The Trap of the Indian Act

The Indian Act is 150 years old this year. First passed in 1876, it is still part of Canadian law and continues to affect First Nations identity, reserve lands, decision-making, resources, finances, and the relationship between First Nations and Canada.

The Indian Act pushed Canadian control over Nations that already had their own political authority. Canada imposed a European-style election system on many First Nations communities, replacing or sidelining leadership structures that had existed long before Confederation. The imposed Canadian system did not reflect each Nation’s needs, values, or governance practices. It treated First Nations political systems as something Canada could manage, limit, or replace.

First Nations already had their own systems of governance, law, leadership, responsibility, and accountability, grounded in long-standing relationships with the land since time immemorial. The belief underneath the policy was clear: Canada saw First Nations communities as unable to manage their own affairs.

I’m sure we’ve all heard the term “Status Indian” before, but what does that really mean?

Sometimes people think ‘Status Indian’ simply means not having to pay taxes, but that is not what it means. It is a government category, not a cultural identity.

The Indian Act affected who Canada legally recognized as a “Status Indian,” who could live on reserve, how reserve lands were managed, how people accessed certain rights and services, and how communities could practise their culture. It also gave Canada the power to exclude people.

The Indian Act stripped many First Nations women and their descendants of status when they married non-status men, while First Nations men did not face the same loss in the same way. It was also used to enforce residential and day school systems, create and control reserves, rename people with European names, restrict movement through the pass system, limit political organizing, restrict legal claims, impose the band council system, ban cultural ceremonies, and suppress First Nations’ voting rights.

Blue-toned painting of a child standing alone on a dock at sunset, holding one wing beneath a sweeping blue and white sky. The image evokes reflection, displacement, memory, and the search for freedom. Artist: Soul Spiritwalker.

Many First Nations leaders and community members have called for the Indian Act to be repealed or replaced. Removing it without strong protections could create new risks. If Canada removed the Act without protecting treaty rights, inherent rights, land rights, and federal responsibilities, First Nations communities could be left fighting to preserve rights Canada is still obligated to respect.

In 1969, the federal government released the White Paper, a policy proposal that would have removed Indian status and ended the Indian Act. The proposal also would have ended the distinct legal relationship between First Nations and the federal government, transferred responsibility for many services to the provinces, treated First Nations Peoples the same as other Canadian citizens under general Canadian law, and converted reserve lands into private property.

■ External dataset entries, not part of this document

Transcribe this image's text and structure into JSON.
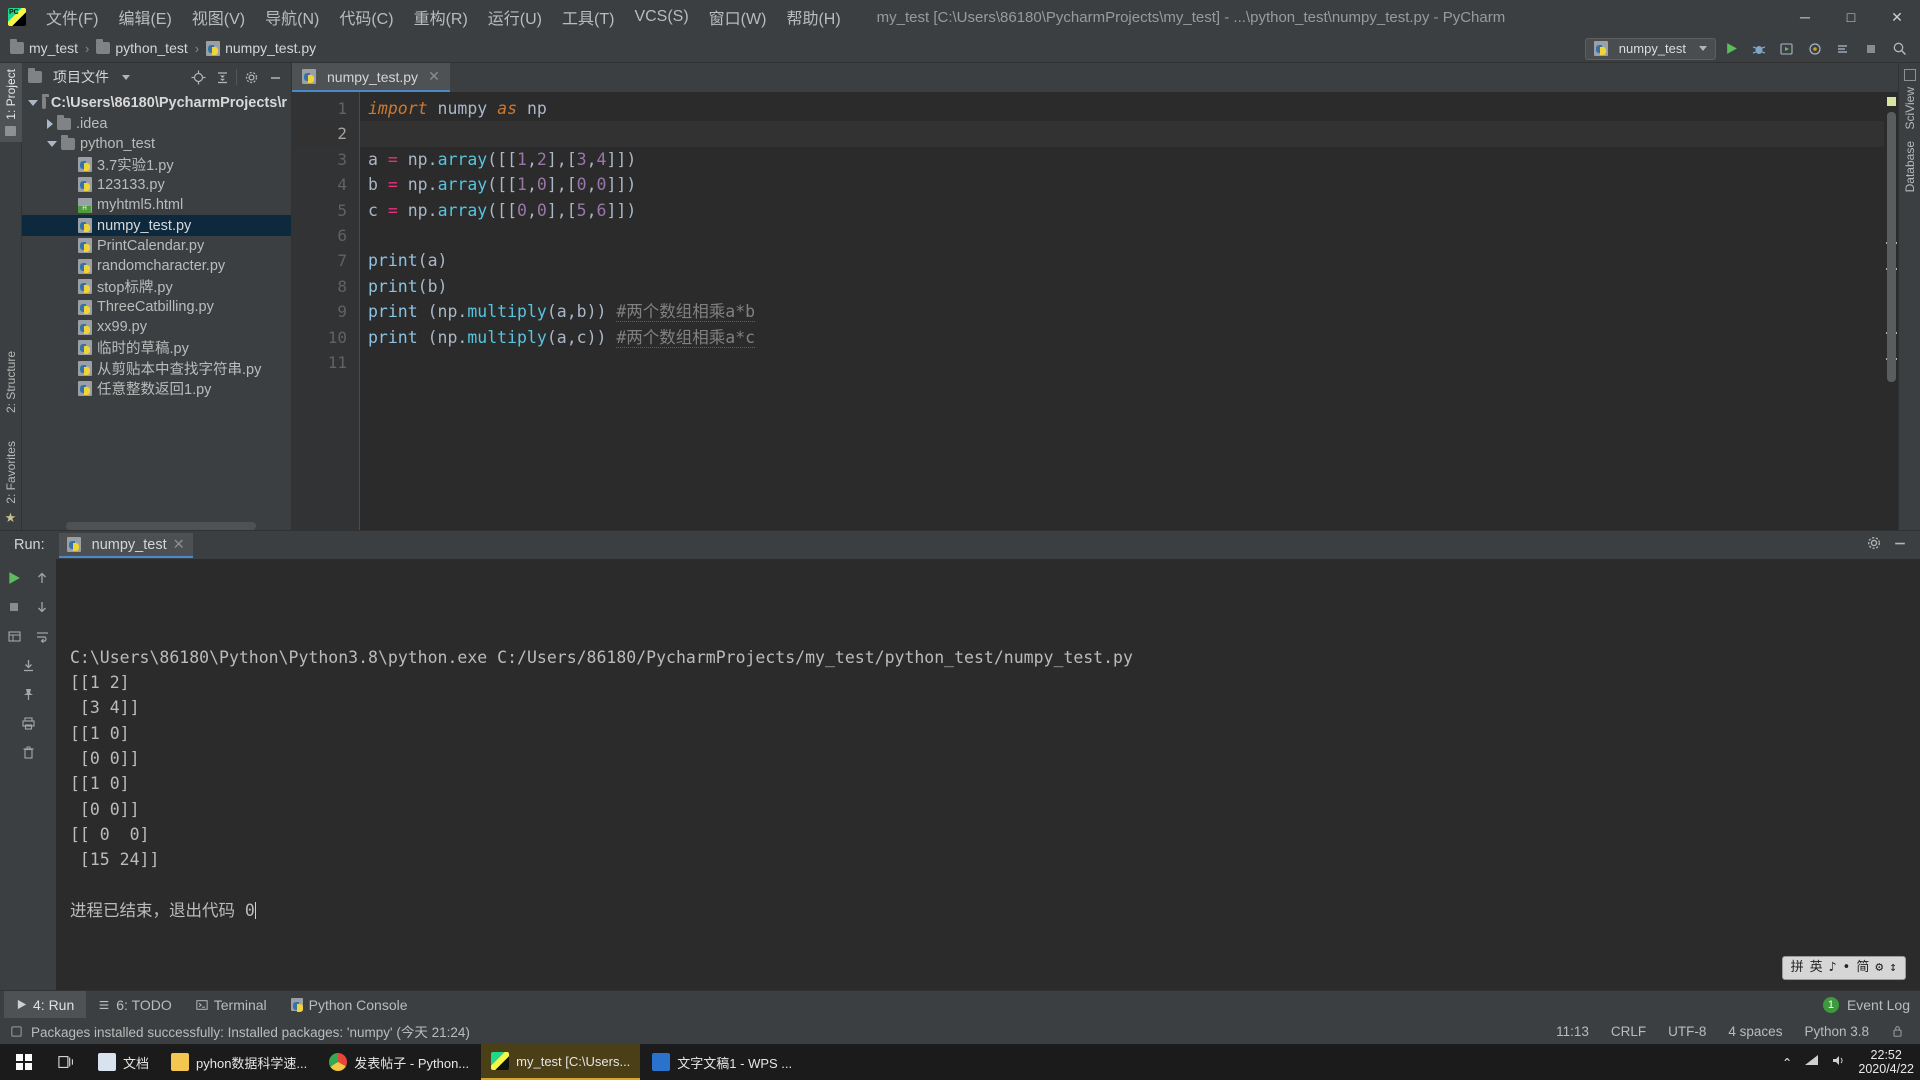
{
  "window": {
    "title": "my_test [C:\\Users\\86180\\PycharmProjects\\my_test] - ...\\python_test\\numpy_test.py - PyCharm",
    "minimize": "─",
    "maximize": "□",
    "close": "✕"
  },
  "menu": {
    "items": [
      {
        "label": "文件(F)"
      },
      {
        "label": "编辑(E)"
      },
      {
        "label": "视图(V)"
      },
      {
        "label": "导航(N)"
      },
      {
        "label": "代码(C)"
      },
      {
        "label": "重构(R)"
      },
      {
        "label": "运行(U)"
      },
      {
        "label": "工具(T)"
      },
      {
        "label": "VCS(S)"
      },
      {
        "label": "窗口(W)"
      },
      {
        "label": "帮助(H)"
      }
    ]
  },
  "breadcrumb": {
    "items": [
      {
        "label": "my_test",
        "icon": "folder-icon"
      },
      {
        "label": "python_test",
        "icon": "folder-icon"
      },
      {
        "label": "numpy_test.py",
        "icon": "python-file-icon"
      }
    ],
    "separator": "›"
  },
  "toolbar": {
    "run_config": "numpy_test",
    "run_button": "▶",
    "debug_button": "🐞",
    "coverage_button": "▶",
    "profile_button": "◉",
    "attach_button": "≡",
    "stop_button": "■",
    "search_button": "🔍"
  },
  "left_strip": {
    "project_label": "1: Project",
    "structure_label": "2: Structure",
    "favorites_label": "2: Favorites"
  },
  "right_strip": {
    "sciview_label": "SciView",
    "database_label": "Database"
  },
  "project_panel": {
    "title": "项目文件",
    "locate_icon": "crosshair-icon",
    "collapse_icon": "collapse-all-icon",
    "settings_icon": "gear-icon",
    "hide_icon": "minimize-icon",
    "tree": [
      {
        "label": "C:\\Users\\86180\\PycharmProjects\\r",
        "icon": "folder-icon",
        "indent": 0,
        "twisty": "open",
        "selected": false,
        "root": true
      },
      {
        "label": ".idea",
        "icon": "folder-icon",
        "indent": 1,
        "twisty": "closed",
        "selected": false,
        "root": false
      },
      {
        "label": "python_test",
        "icon": "folder-icon",
        "indent": 1,
        "twisty": "open",
        "selected": false,
        "root": false
      },
      {
        "label": "3.7实验1.py",
        "icon": "python-file-icon",
        "indent": 2,
        "twisty": "none",
        "selected": false,
        "root": false
      },
      {
        "label": "123133.py",
        "icon": "python-file-icon",
        "indent": 2,
        "twisty": "none",
        "selected": false,
        "root": false
      },
      {
        "label": "myhtml5.html",
        "icon": "html-file-icon",
        "indent": 2,
        "twisty": "none",
        "selected": false,
        "root": false
      },
      {
        "label": "numpy_test.py",
        "icon": "python-file-icon",
        "indent": 2,
        "twisty": "none",
        "selected": true,
        "root": false
      },
      {
        "label": "PrintCalendar.py",
        "icon": "python-file-icon",
        "indent": 2,
        "twisty": "none",
        "selected": false,
        "root": false
      },
      {
        "label": "randomcharacter.py",
        "icon": "python-file-icon",
        "indent": 2,
        "twisty": "none",
        "selected": false,
        "root": false
      },
      {
        "label": "stop标牌.py",
        "icon": "python-file-icon",
        "indent": 2,
        "twisty": "none",
        "selected": false,
        "root": false
      },
      {
        "label": "ThreeCatbilling.py",
        "icon": "python-file-icon",
        "indent": 2,
        "twisty": "none",
        "selected": false,
        "root": false
      },
      {
        "label": "xx99.py",
        "icon": "python-file-icon",
        "indent": 2,
        "twisty": "none",
        "selected": false,
        "root": false
      },
      {
        "label": "临时的草稿.py",
        "icon": "python-file-icon",
        "indent": 2,
        "twisty": "none",
        "selected": false,
        "root": false
      },
      {
        "label": "从剪贴本中查找字符串.py",
        "icon": "python-file-icon",
        "indent": 2,
        "twisty": "none",
        "selected": false,
        "root": false
      },
      {
        "label": "任意整数返回1.py",
        "icon": "python-file-icon",
        "indent": 2,
        "twisty": "none",
        "selected": false,
        "root": false
      }
    ]
  },
  "editor": {
    "tab": {
      "label": "numpy_test.py",
      "close": "✕"
    },
    "line_numbers": [
      "1",
      "2",
      "3",
      "4",
      "5",
      "6",
      "7",
      "8",
      "9",
      "10",
      "11"
    ],
    "current_line": 2,
    "lines": [
      {
        "n": 1,
        "tokens": [
          {
            "t": "import",
            "c": "kw"
          },
          {
            "t": " numpy ",
            "c": "txt"
          },
          {
            "t": "as",
            "c": "kw"
          },
          {
            "t": " np",
            "c": "txt"
          }
        ]
      },
      {
        "n": 2,
        "tokens": []
      },
      {
        "n": 3,
        "tokens": [
          {
            "t": "a ",
            "c": "txt"
          },
          {
            "t": "=",
            "c": "op"
          },
          {
            "t": " np.",
            "c": "txt"
          },
          {
            "t": "array",
            "c": "meth"
          },
          {
            "t": "([[",
            "c": "txt"
          },
          {
            "t": "1",
            "c": "num"
          },
          {
            "t": ",",
            "c": "txt"
          },
          {
            "t": "2",
            "c": "num"
          },
          {
            "t": "],[",
            "c": "txt"
          },
          {
            "t": "3",
            "c": "num"
          },
          {
            "t": ",",
            "c": "txt"
          },
          {
            "t": "4",
            "c": "num"
          },
          {
            "t": "]])",
            "c": "txt"
          }
        ]
      },
      {
        "n": 4,
        "tokens": [
          {
            "t": "b ",
            "c": "txt"
          },
          {
            "t": "=",
            "c": "op"
          },
          {
            "t": " np.",
            "c": "txt"
          },
          {
            "t": "array",
            "c": "meth"
          },
          {
            "t": "([[",
            "c": "txt"
          },
          {
            "t": "1",
            "c": "num"
          },
          {
            "t": ",",
            "c": "txt"
          },
          {
            "t": "0",
            "c": "num"
          },
          {
            "t": "],[",
            "c": "txt"
          },
          {
            "t": "0",
            "c": "num"
          },
          {
            "t": ",",
            "c": "txt"
          },
          {
            "t": "0",
            "c": "num"
          },
          {
            "t": "]])",
            "c": "txt"
          }
        ]
      },
      {
        "n": 5,
        "tokens": [
          {
            "t": "c ",
            "c": "txt"
          },
          {
            "t": "=",
            "c": "op"
          },
          {
            "t": " np.",
            "c": "txt"
          },
          {
            "t": "array",
            "c": "meth"
          },
          {
            "t": "([[",
            "c": "txt"
          },
          {
            "t": "0",
            "c": "num"
          },
          {
            "t": ",",
            "c": "txt"
          },
          {
            "t": "0",
            "c": "num"
          },
          {
            "t": "],[",
            "c": "txt"
          },
          {
            "t": "5",
            "c": "num"
          },
          {
            "t": ",",
            "c": "txt"
          },
          {
            "t": "6",
            "c": "num"
          },
          {
            "t": "]])",
            "c": "txt"
          }
        ]
      },
      {
        "n": 6,
        "tokens": []
      },
      {
        "n": 7,
        "tokens": [
          {
            "t": "print",
            "c": "fn"
          },
          {
            "t": "(a)",
            "c": "txt"
          }
        ]
      },
      {
        "n": 8,
        "tokens": [
          {
            "t": "print",
            "c": "fn"
          },
          {
            "t": "(b)",
            "c": "txt"
          }
        ]
      },
      {
        "n": 9,
        "tokens": [
          {
            "t": "print",
            "c": "fn"
          },
          {
            "t": " (np.",
            "c": "txt"
          },
          {
            "t": "multiply",
            "c": "meth"
          },
          {
            "t": "(a,b)) ",
            "c": "txt"
          },
          {
            "t": "#两个数组相乘a*b",
            "c": "cmt"
          }
        ]
      },
      {
        "n": 10,
        "tokens": [
          {
            "t": "print",
            "c": "fn"
          },
          {
            "t": " (np.",
            "c": "txt"
          },
          {
            "t": "multiply",
            "c": "meth"
          },
          {
            "t": "(a,c)) ",
            "c": "txt"
          },
          {
            "t": "#两个数组相乘a*c",
            "c": "cmt"
          }
        ]
      },
      {
        "n": 11,
        "tokens": []
      }
    ]
  },
  "run_panel": {
    "label": "Run:",
    "tab": "numpy_test",
    "tab_close": "✕",
    "settings_icon": "gear-icon",
    "hide_icon": "minimize-icon",
    "toolbar_icons": [
      "rerun-icon",
      "scroll-up-icon",
      "stop-icon",
      "scroll-down-icon",
      "print-layout-icon",
      "soft-wrap-icon",
      "export-icon",
      "pin-icon",
      "printer-icon",
      "trash-icon"
    ],
    "console_lines": [
      "C:\\Users\\86180\\Python\\Python3.8\\python.exe C:/Users/86180/PycharmProjects/my_test/python_test/numpy_test.py",
      "[[1 2]",
      " [3 4]]",
      "[[1 0]",
      " [0 0]]",
      "[[1 0]",
      " [0 0]]",
      "[[ 0  0]",
      " [15 24]]",
      "",
      "进程已结束，退出代码 0"
    ]
  },
  "ime": {
    "items": [
      "拼",
      "英",
      "♪",
      "•",
      "简",
      "⚙",
      "↕"
    ]
  },
  "bottom_bar": {
    "items": [
      {
        "label": "4: Run",
        "icon": "play-icon",
        "active": true
      },
      {
        "label": "6: TODO",
        "icon": "list-icon",
        "active": false
      },
      {
        "label": "Terminal",
        "icon": "terminal-icon",
        "active": false
      },
      {
        "label": "Python Console",
        "icon": "python-icon",
        "active": false
      }
    ],
    "event_log": {
      "label": "Event Log",
      "count": "1"
    }
  },
  "status_bar": {
    "message": "Packages installed successfully: Installed packages: 'numpy' (今天 21:24)",
    "caret_position": "11:13",
    "line_separator": "CRLF",
    "encoding": "UTF-8",
    "indent": "4 spaces",
    "interpreter": "Python 3.8",
    "lock_icon": "lock-icon"
  },
  "taskbar": {
    "start": "windows-logo",
    "task_view": "task-view-icon",
    "buttons": [
      {
        "label": "文档",
        "color": "#d8e3ef",
        "active": false
      },
      {
        "label": "pyhon数据科学速...",
        "color": "#f3c74f",
        "active": false
      },
      {
        "label": "发表帖子 - Python...",
        "color": "#e8453c",
        "active": false
      },
      {
        "label": "my_test [C:\\Users...",
        "color": "#21d789",
        "active": true
      },
      {
        "label": "文字文稿1 - WPS ...",
        "color": "#2a72cc",
        "active": false
      }
    ],
    "tray": {
      "chevron": "⌃",
      "network": "📶",
      "volume": "🔊"
    },
    "clock_time": "22:52",
    "clock_date": "2020/4/22"
  }
}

Many First Nations leaders saw this as another form of assimilation because it would have weakened treaty relationships, reduced Canada’s direct obligations, and made First Nations rights easier to absorb into provincial systems. First Nations Peoples would have been treated as individual Canadian citizens under the same general legal framework as settlers. That would have weakened recognition of First Nations as distinct Nations with treaty rights, land rights, and a government-to-government relationship with Canada.

Underneath the paper was the same colonial belief that First Nations were not capable of managing their own lands, lives, and futures. It treated generations of living with, knowing, and governing these lands as irrelevant. 

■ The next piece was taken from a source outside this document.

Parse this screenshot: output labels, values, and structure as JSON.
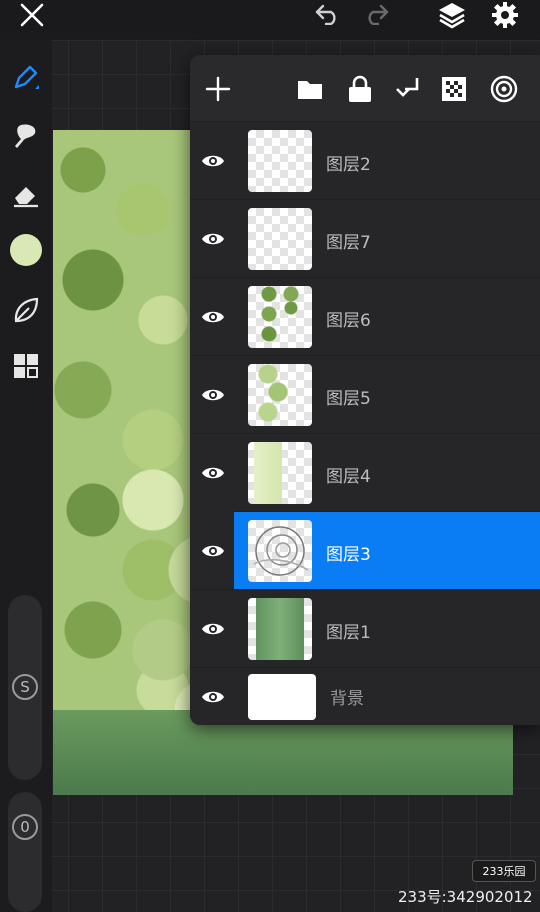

In response, First Nations leaders put forward the Red Paper, or Citizens Plus, which defended treaty relationships, First Nations self-determination, land rights, and Canada’s ongoing responsibilities. The White Paper proposal was defeated. 

Many people want the Indian Act gone, but the way it is removed matters. Without First Nations leadership and strong legal protections, repeal could become another threat to Indigenous sovereignty.

The responsibility of all Canadians is to learn the history honestly, understand treaties and Indigenous rights, and support reconciliation through real accountability. The TRC Calls to Action ask Canadians to move beyond awareness and into education, repair, and changed behaviour. That starts with understanding why many First Nations Peoples want the Indian Act gone, and why they also reject any version of change that lets Canada walk away from its responsibilities.

The Indian Act is about who had the power to decide First Nations futures, and who should hold that power now.